Figure 7a,b show the storage modulus and loss modulus of the PI coatings at different temperatures, respectively. The PI-1 coating, without benzimidazole component, showed the lowest storage and loss modulus at elevated temperatures, while the PI-2–PI-5 coatings, which incorporated benzimidazole units, had a higher modulus. Further, the modulus of the PI coating films increased with increasing the 4-APBI content. For example, the storage modulus of the PI coatings at 320 °C increased in the order of PI-1(8.1 MPa) < PI-2 (27.9 MPa) < PI-3 (214.6 MPa) < PI-4 (297.7 MPa) < PI-5 (1360.5 MPa).

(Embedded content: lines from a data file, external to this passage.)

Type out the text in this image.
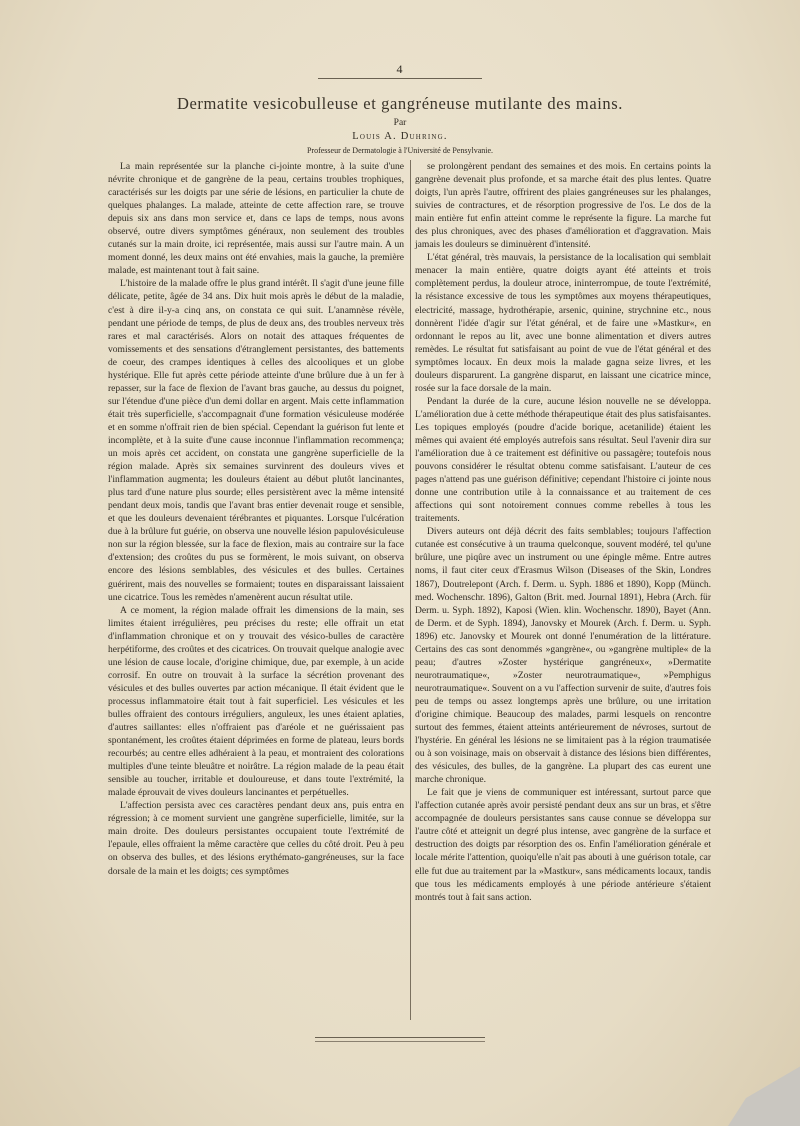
4
Dermatite vesicobulleuse et gangréneuse mutilante des mains.
Par
Louis A. Duhring.
Professeur de Dermatologie à l'Université de Pensylvanie.

La main représentée sur la planche ci-jointe montre, à la suite d'une névrite chronique et de gangrène de la peau, certains troubles trophiques, caractérisés sur les doigts par une série de lésions, en particulier la chute de quelques phalanges. La malade, atteinte de cette affection rare, se trouve depuis six ans dans mon service et, dans ce laps de temps, nous avons observé, outre divers symptômes généraux, non seulement des troubles cutanés sur la main droite, ici représentée, mais aussi sur l'autre main. A un moment donné, les deux mains ont été envahies, mais la gauche, la première malade, est maintenant tout à fait saine.

L'histoire de la malade offre le plus grand intérêt. Il s'agit d'une jeune fille délicate, petite, âgée de 34 ans. Dix huit mois après le début de la maladie, c'est à dire il-y-a cinq ans, on constata ce qui suit. L'anamnèse révèle, pendant une période de temps, de plus de deux ans, des troubles nerveux très rares et mal caractérisés. Alors on notait des attaques fréquentes de vomissements et des sensations d'étranglement persistantes, des battements de coeur, des crampes identiques à celles des alcooliques et un globe hystérique. Elle fut après cette période atteinte d'une brûlure due à un fer à repasser, sur la face de flexion de l'avant bras gauche, au dessus du poignet, sur l'étendue d'une pièce d'un demi dollar en argent. Mais cette inflammation était très superficielle, s'accompagnait d'une formation vésiculeuse modérée et en somme n'offrait rien de bien spécial. Cependant la guérison fut lente et incomplète, et à la suite d'une cause inconnue l'inflammation recommença; un mois après cet accident, on constata une gangrène superficielle de la région malade. Après six semaines survinrent des douleurs vives et l'inflammation augmenta; les douleurs étaient au début plutôt lancinantes, plus tard d'une nature plus sourde; elles persistèrent avec la même intensité pendant deux mois, tandis que l'avant bras entier devenait rouge et sensible, et que les douleurs devenaient térébrantes et piquantes. Lorsque l'ulcération due à la brûlure fut guérie, on observa une nouvelle lésion papulovésiculeuse non sur la région blessée, sur la face de flexion, mais au contraire sur la face d'extension; des croûtes du pus se formèrent, le mois suivant, on observa encore des lésions semblables, des vésicules et des bulles. Certaines guérirent, mais des nouvelles se formaient; toutes en disparaissant laissaient une cicatrice. Tous les remèdes n'amenèrent aucun résultat utile.

A ce moment, la région malade offrait les dimensions de la main, ses limites étaient irrégulières, peu précises du reste; elle offrait un etat d'inflammation chronique et on y trouvait des vésico-bulles de caractère herpétiforme, des croûtes et des cicatrices. On trouvait quelque analogie avec une lésion de cause locale, d'origine chimique, due, par exemple, à un acide corrosif. En outre on trouvait à la surface la sécrétion provenant des vésicules et des bulles ouvertes par action mécanique. Il était évident que le processus inflammatoire était tout à fait superficiel. Les vésicules et les bulles offraient des contours irréguliers, anguleux, les unes étaient aplaties, d'autres saillantes: elles n'offraient pas d'aréole et ne guérissaient pas spontanément, les croûtes étaient déprimées en forme de plateau, leurs bords recourbés; au centre elles adhéraient à la peau, et montraient des colorations multiples d'une teinte bleuâtre et noirâtre. La région malade de la peau était sensible au toucher, irritable et douloureuse, et dans toute l'extrémité, la malade éprouvait de vives douleurs lancinantes et perpétuelles.

L'affection persista avec ces caractères pendant deux ans, puis entra en régression; à ce moment survient une gangrène superficielle, limitée, sur la main droite. Des douleurs persistantes occupaient toute l'extrémité de l'epaule, elles offraient la même caractère que celles du côté droit. Peu à peu on observa des bulles, et des lésions erythémato-gangréneuses, sur la face dorsale de la main et les doigts; ces symptômes

se prolongèrent pendant des semaines et des mois. En certains points la gangrène devenait plus profonde, et sa marche était des plus lentes. Quatre doigts, l'un après l'autre, offrirent des plaies gangréneuses sur les phalanges, suivies de contractures, et de résorption progressive de l'os. Le dos de la main entière fut enfin atteint comme le représente la figure. La marche fut des plus chroniques, avec des phases d'amélioration et d'aggravation. Mais jamais les douleurs se diminuèrent d'intensité.

L'état général, très mauvais, la persistance de la localisation qui semblait menacer la main entière, quatre doigts ayant été atteints et trois complètement perdus, la douleur atroce, ininterrompue, de toute l'extrémité, la résistance excessive de tous les symptômes aux moyens thérapeutiques, electricité, massage, hydrothérapie, arsenic, quinine, strychnine etc., nous donnèrent l'idée d'agir sur l'état général, et de faire une »Mastkur«, en ordonnant le repos au lit, avec une bonne alimentation et divers autres remèdes. Le résultat fut satisfaisant au point de vue de l'état général et des symptômes locaux. En deux mois la malade gagna seize livres, et les douleurs disparurent. La gangrène disparut, en laissant une cicatrice mince, rosée sur la face dorsale de la main.

Pendant la durée de la cure, aucune lésion nouvelle ne se développa. L'amélioration due à cette méthode thérapeutique était des plus satisfaisantes. Les topiques employés (poudre d'acide borique, acetanilide) étaient les mêmes qui avaient été employés autrefois sans résultat. Seul l'avenir dira sur l'amélioration due à ce traitement est définitive ou passagère; toutefois nous pouvons considérer le résultat obtenu comme satisfaisant. L'auteur de ces pages n'attend pas une guérison définitive; cependant l'histoire ci jointe nous donne une contribution utile à la connaissance et au traitement de ces affections qui sont notoirement connues comme rebelles à tous les traitements.

Divers auteurs ont déjà décrit des faits semblables; toujours l'affection cutanée est consécutive à un trauma quelconque, souvent modéré, tel qu'une brûlure, une piqûre avec un instrument ou une épingle même. Entre autres noms, il faut citer ceux d'Erasmus Wilson (Diseases of the Skin, Londres 1867), Doutrelepont (Arch. f. Derm. u. Syph. 1886 et 1890), Kopp (Münch. med. Wochenschr. 1896), Galton (Brit. med. Journal 1891), Hebra (Arch. für Derm. u. Syph. 1892), Kaposi (Wien. klin. Wochenschr. 1890), Bayet (Ann. de Derm. et de Syph. 1894), Janovsky et Mourek (Arch. f. Derm. u. Syph. 1896) etc. Janovsky et Mourek ont donné l'enumération de la littérature. Certains des cas sont denommés »gangrène«, ou »gangrène multiple« de la peau; d'autres »Zoster hystérique gangréneux«, »Dermatite neurotraumatique«, »Zoster neurotraumatique«, »Pemphigus neurotraumatique«. Souvent on a vu l'affection survenir de suite, d'autres fois peu de temps ou assez longtemps après une brûlure, ou une irritation d'origine chimique. Beaucoup des malades, parmi lesquels on rencontre surtout des femmes, étaient atteints antérieurement de névroses, surtout de l'hystérie. En général les lésions ne se limitaient pas à la région traumatisée ou à son voisinage, mais on observait à distance des lésions bien différentes, des vésicules, des bulles, de la gangrène. La plupart des cas eurent une marche chronique.

Le fait que je viens de communiquer est intéressant, surtout parce que l'affection cutanée après avoir persisté pendant deux ans sur un bras, et s'être accompagnée de douleurs persistantes sans cause connue se développa sur l'autre côté et atteignit un degré plus intense, avec gangrène de la surface et destruction des doigts par résorption des os. Enfin l'amélioration générale et locale mérite l'attention, quoiqu'elle n'ait pas abouti à une guérison totale, car elle fut due au traitement par la »Mastkur«, sans médicaments locaux, tandis que tous les médicaments employés à une période antérieure s'étaient montrés tout à fait sans action.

Apparently, the increase of the modulus was mainly due to the incorporation of rigid-rod 4-APBI. From
Figure 7b, it can also be observed that the glass transition behavior of the PI coatings could be prolonged by incorporating the benzimidazole units into the PIs. As we know, the glass transition temperature (
Tg) is a key factor in deciding if a polymer can meet the demands of specific applications at elevated temperatures.
Tg can usually be defined as the temperature measured by various thermal analysis techniques, such as the peak on loss modulus or loss factor (tan delta) curves in DMA measurements, or the inflection point temperature in TMA measurements. PI-5 showed a
Tg of 335.6 °C (
Figure 7b), which was 65.2 °C higher than that of PI-1 (270.4 °C). Thus, the incorporation of rigid-rod benzimidazole units greatly improved the thermal stability of the PI coating. This property will enhance reliability for PI coating applications at elevated temperatures.
Figure 7c shows the loss factor (tan delta) plots of the PI coatings, which reveal a similar trend for the glass transition behaviors of the PI coatings at elevated temperatures. PI-1 showed the lowest
Tg value of 278.8 °C and PI-5 exhibited the highest one of 346.9 °C.
Figure 8 shows the TMA plots of the PI coatings. The CTE and
Tg values revealed by the TMA measurements are tabulated in
Table 2. All of the PI coating samples were elongated slowly with the increasing temperature until the glass transitions occurred, after which the coatings were elongated rapidly. As expected, a tendency for the
Tg to increase as the 4-APBI content increased was observed, which was consistent with the trend measured by DMA. The CTE values of the PI coatings in the range of 50–300 °C decreased from the value of 62.3 × 10
−6/K (PI-1) to 24.6 × 10
−6/K (PI-5). This indicates that the introduction of rigid-rod benzimidazole units into the PI coatings greatly increased the dimensional stability of the polymers. This is quite important for practical applications of PI coatings. The highest
Tg value of 340.1 °C was achieved by PI-5, indicating that it could be used for the protection of quartz CCs operating at the high temperature of 320 °C (20 °C below
Tg) for a long time.
The PI-5-coated quartz capillaries were subjected to a thermal impact of 25–320 °C for a total of 100 cycles, which was maintained at each end temperature point for 30 min. After the experiment, the SEM test showed that the adhesion between PI coating and capillary was good, and there was no apparent adhesion failure (
Figure 9). The good adhesion of the PI coating with the quartz substrate is mainly attributed to the high dimensional stability of the coating at elevated temperatures and also the strong interactions between the benzimidazole units in the polymer and the surface of the quartz CCs.